In: Economics
A firm has estimated their demand curve and cost function to be. P=4000-2Q TC= 1,000,000 - 1500Q + 3.5Q2
a. Find the equation for Marginal Revenue (MR) as a function of Q.
b. What price would a monopolist charge?
c. Calculate the amount of economic profit she would make.
d. Suppose that the monopolist was able to engage in first-degree price discrimination. What quantity would she be willing to produce?
e. What is the range of prices that she would charge her various buyers? Briefly explain. From _________ to __________.
f. Calculate the economic profit she would make in this case. Compare this to the regular monopoly case and briefly discuss where this additional profit comes from.
ONLY NEED PART E AND F PLEASE. Thank you!
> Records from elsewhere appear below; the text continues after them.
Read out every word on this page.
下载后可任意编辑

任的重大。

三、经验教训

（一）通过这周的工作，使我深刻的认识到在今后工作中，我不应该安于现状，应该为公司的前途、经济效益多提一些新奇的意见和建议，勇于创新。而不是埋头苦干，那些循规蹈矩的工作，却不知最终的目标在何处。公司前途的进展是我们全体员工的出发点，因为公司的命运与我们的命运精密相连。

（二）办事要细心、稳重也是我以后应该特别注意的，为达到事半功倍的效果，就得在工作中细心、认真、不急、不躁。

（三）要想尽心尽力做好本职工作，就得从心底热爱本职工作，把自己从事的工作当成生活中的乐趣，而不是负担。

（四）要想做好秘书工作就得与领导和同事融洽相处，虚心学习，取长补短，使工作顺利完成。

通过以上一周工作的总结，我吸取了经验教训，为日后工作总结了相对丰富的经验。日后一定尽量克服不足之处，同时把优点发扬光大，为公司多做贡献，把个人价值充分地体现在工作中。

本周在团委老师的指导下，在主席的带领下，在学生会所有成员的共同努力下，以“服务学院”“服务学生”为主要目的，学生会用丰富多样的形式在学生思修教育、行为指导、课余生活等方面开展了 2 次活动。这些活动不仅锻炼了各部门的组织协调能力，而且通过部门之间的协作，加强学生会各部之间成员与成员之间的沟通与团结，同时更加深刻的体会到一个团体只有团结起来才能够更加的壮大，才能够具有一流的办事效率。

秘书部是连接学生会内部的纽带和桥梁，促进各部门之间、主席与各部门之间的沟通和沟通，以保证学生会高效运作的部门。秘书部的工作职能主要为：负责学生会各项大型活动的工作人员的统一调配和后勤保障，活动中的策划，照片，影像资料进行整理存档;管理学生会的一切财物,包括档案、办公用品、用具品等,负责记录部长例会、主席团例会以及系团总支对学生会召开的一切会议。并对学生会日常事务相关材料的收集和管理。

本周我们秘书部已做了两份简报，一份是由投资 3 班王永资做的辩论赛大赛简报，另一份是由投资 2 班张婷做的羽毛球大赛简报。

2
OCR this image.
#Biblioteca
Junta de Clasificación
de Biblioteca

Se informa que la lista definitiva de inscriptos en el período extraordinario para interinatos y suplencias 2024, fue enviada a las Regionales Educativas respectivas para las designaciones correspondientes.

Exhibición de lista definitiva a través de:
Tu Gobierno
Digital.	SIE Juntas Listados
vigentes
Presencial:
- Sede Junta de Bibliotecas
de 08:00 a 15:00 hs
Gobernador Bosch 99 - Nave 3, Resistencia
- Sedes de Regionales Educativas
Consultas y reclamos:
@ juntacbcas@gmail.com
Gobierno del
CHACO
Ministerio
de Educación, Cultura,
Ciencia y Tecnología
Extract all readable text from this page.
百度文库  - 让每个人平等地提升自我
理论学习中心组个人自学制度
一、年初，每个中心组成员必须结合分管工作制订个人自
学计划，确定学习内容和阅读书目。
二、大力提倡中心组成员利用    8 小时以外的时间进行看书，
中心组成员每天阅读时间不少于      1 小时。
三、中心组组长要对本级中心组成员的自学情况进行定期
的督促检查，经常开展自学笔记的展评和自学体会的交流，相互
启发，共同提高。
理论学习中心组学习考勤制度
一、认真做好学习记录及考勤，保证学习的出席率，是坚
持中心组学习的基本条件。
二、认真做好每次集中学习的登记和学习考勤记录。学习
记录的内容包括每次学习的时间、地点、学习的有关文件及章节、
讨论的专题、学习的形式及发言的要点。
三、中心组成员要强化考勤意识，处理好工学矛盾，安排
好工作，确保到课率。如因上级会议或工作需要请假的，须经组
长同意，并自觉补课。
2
e) If the monopolist was able to engage in first-degree price discrimination
So it would charge each consumers their maximum willingness to pay for the good. It means the price range is start from maximum willingness to pay till the willingness to pay at P = MC
MC = -1500+ 7Q = 7Q -1500
P = 4000 - 2Q
P = MC
4000 - 2Q = 7Q - 1500
5500 = 9Q
Q = 611.11
P (at Q = 611.11) = 4000 - 2 x 611.11 = 4000 - 1222.22 = 2777.78 -- the minimum price
The maximimum price the is where Q = 0,
P = 4000-2*0 = 4000
the range of prices that she would charge her various buyers is 4000 to 2777.78
Marginal cost at Q = 0,
MC = -1500
f) In this case, she would make the profit = (1/2)*(4000- (2777.78))*611.11 + (1/2)*(2777.78 - (-1500))*611.11 - total fixed cost
= 1680552.5- 1,000,000
= 680,552.5
Before price discrimination,
**as you have answer of 1st four part so you must know how this profit come**
Profit = TR - TC = 1,500,000 - 1,125,000 = 375,000
this additional profit of 680552.5 - 375,000 = 305552.5 is come from consumer surplus and dead weight loss which both was not coming to monopoly when he is not charging on the basis of first degree price discimination.